Não
é sempre, mas algumas vezes um jogo de futebol funciona como uma representação
da sociedade, uma encenação orgânica da vida, com seus heróis, seus vilões,
conflitos de valores, derrotas, superações, frustrações... Assim foi Flamengo
4x3 Bahia na noite de domingo (20), pelo Brasileirão 2020.
O
Flamengo jogou com um a menos durante 91 minutos (mais que o tempo
regulamentar) e, mesmo assim, fez 2x0. Já o Bahia, que vive um inferno astral,
conseguiu se superar e virar a partida em apenas 14 minutos do 2º tempo. E
quando tudo parecia estar resolvido, o Flamengo empata e vira de novo com um
gol improvável do atleta mais odiado pelos torcedores: Vitinho.
Vale
destacar que o jogador expulso do Flamengo não foi qualquer um: foi Gabigol. É
certo que o atacante não vive uma grande fase, mas será que alguém já esqueceu
o que ele fez no ano passado? A expulsão por xingar o juiz (coisa que Gabi nega)
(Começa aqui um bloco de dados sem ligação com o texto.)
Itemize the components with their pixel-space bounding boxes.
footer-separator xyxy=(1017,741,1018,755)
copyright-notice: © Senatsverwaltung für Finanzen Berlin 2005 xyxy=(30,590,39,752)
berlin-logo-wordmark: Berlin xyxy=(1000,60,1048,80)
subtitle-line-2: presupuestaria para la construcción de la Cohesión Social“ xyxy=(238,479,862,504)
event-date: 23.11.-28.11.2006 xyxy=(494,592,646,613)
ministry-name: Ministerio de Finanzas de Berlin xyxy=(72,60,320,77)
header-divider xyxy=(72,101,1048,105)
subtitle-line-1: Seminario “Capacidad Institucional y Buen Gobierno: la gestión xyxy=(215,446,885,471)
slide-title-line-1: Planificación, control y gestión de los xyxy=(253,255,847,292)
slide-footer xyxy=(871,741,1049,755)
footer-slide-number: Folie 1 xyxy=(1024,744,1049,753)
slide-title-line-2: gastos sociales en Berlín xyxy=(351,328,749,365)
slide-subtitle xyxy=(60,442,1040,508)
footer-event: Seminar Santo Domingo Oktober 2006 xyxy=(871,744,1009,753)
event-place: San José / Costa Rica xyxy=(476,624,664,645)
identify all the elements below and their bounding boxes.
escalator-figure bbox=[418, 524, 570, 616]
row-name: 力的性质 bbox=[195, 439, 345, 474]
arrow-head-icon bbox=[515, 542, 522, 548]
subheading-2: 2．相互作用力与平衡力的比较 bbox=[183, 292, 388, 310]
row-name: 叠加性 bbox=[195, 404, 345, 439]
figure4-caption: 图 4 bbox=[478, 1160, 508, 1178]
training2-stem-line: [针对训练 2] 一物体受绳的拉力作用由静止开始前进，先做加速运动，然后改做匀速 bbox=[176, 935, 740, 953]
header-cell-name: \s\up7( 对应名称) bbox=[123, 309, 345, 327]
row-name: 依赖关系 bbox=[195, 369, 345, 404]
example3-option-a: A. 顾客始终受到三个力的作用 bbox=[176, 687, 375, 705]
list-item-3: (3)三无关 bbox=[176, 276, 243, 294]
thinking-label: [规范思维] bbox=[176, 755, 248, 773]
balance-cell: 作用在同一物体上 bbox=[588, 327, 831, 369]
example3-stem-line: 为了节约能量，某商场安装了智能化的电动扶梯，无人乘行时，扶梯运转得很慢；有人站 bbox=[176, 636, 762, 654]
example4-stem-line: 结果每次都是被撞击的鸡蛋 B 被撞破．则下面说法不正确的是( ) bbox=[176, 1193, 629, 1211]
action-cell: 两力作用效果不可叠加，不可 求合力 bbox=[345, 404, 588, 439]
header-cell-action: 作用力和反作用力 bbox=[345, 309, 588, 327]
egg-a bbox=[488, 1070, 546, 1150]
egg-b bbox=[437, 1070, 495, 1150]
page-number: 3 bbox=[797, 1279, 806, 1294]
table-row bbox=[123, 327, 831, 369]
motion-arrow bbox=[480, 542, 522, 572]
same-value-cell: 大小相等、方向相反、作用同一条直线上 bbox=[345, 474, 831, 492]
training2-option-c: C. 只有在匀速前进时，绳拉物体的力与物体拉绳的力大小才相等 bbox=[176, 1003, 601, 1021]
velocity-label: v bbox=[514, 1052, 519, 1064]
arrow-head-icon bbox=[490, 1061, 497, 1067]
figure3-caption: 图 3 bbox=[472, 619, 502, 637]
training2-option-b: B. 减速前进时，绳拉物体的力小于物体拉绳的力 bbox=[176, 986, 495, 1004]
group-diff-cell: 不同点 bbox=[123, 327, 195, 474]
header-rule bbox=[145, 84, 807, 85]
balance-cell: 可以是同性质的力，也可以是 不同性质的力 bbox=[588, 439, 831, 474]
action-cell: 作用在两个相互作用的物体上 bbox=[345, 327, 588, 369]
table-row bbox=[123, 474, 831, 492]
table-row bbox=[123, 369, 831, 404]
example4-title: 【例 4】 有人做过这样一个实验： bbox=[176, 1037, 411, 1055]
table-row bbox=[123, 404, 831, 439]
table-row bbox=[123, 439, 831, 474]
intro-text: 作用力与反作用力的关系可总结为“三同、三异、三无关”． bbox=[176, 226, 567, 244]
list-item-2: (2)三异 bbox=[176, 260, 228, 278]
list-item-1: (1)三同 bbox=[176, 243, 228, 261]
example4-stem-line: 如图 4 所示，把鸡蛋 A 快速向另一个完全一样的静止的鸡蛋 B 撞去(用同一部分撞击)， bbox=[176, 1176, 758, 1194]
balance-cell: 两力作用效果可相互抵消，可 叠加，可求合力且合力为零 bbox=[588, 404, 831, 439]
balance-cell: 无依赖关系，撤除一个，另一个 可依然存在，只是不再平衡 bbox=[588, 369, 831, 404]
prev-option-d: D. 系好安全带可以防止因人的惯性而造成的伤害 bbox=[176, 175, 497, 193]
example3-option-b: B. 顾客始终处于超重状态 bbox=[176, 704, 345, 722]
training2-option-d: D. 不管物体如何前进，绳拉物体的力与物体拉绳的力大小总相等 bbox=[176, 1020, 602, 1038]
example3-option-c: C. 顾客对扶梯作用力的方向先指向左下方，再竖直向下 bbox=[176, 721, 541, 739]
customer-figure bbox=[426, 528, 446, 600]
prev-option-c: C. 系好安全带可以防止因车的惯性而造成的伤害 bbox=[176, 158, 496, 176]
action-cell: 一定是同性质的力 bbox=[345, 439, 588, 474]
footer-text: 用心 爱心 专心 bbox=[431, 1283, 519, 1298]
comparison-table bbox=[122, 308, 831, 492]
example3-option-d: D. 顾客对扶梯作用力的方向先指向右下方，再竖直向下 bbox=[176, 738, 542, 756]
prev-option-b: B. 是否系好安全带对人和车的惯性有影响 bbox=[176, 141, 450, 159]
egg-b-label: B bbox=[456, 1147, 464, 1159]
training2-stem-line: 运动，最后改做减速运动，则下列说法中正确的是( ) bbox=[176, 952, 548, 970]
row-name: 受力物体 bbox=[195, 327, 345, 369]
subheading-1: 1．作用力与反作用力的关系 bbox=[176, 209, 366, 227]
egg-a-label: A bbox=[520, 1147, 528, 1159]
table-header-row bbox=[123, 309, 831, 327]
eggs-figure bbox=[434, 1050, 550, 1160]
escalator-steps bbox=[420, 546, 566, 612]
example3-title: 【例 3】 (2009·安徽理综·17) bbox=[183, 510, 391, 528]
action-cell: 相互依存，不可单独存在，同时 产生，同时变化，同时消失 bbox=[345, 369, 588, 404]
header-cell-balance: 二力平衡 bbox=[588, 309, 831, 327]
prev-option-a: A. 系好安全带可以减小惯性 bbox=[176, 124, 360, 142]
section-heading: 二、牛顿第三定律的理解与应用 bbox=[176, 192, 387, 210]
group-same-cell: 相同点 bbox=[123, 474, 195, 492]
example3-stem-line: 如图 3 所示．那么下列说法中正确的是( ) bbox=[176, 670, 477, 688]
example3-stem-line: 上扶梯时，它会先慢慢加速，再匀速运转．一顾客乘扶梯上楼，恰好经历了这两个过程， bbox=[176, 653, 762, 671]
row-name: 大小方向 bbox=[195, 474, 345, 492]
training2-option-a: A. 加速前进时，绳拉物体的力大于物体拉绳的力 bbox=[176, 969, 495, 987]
ocorreu antes dos 10 primeiros minutos de peleja.
Enfim,
só esses ingredientes já seriam suficientes para falar apenas de futebol aos
amantes da bola. Mas não foi só isso. Teve mais, teve muito mais. O meia
Gerson, do Flamengo, denunciou que o outro meia, Índio Ramirez, do Bahia, lhe
dirigiu a seguinte frase: “Cala a boca, negro!”.
Apesar
dos comentários racistas dos “especialistas” de rede social, essa frase não é
uma mera constatação do óbvio, pois Gerson é negro, de fato. Pelo contrário:
dizer isso é afirmar ao ser humano negro que ele é um cidadão de segunda classe
e não tem direito a fala, justamente por ser o que é: negro.
O
atleta se posicionou, danou-se, correu de um lado para o outro em busca de uma
autoridade que pudesse leva-lo a sério. Mas o juiz da partida, que foi capaz de
ouvir o xingamento de Gabigol, de costas, a mais de 10 metros de distância,
ficou mouco na alegada ofensa racista, mesmo estando quase ao lado do acusado.
Pior
nem foi isso, pior foi Gerson procurar apoio no treinador do agressor (Mano
Menezes), como quem pedia ajuda, e este ironizar a acusação e ainda dizer que o
flamenguista estava de “malandragem”.
O
lado bom da história (para os flamenguistas) é que todo esse clima serviu de
combustível para Gerson, que extraiu uma “beleza colateral” de toda essa doença
chamada racismo. Ele jogou como nunca, contagiou os companheiros e conduziu o
Flamengo a uma vitória memorável.
Depois
que o jogo acabou, ao desabafar sobre o que ocorreu, ao tocar no assunto, ao
meter o dedo na ferida, Gerson conquistou mais uma vitória, que vale muito mais
do que três pontos. Para muitos, vale a luta de uma vida. (Chagas Filho)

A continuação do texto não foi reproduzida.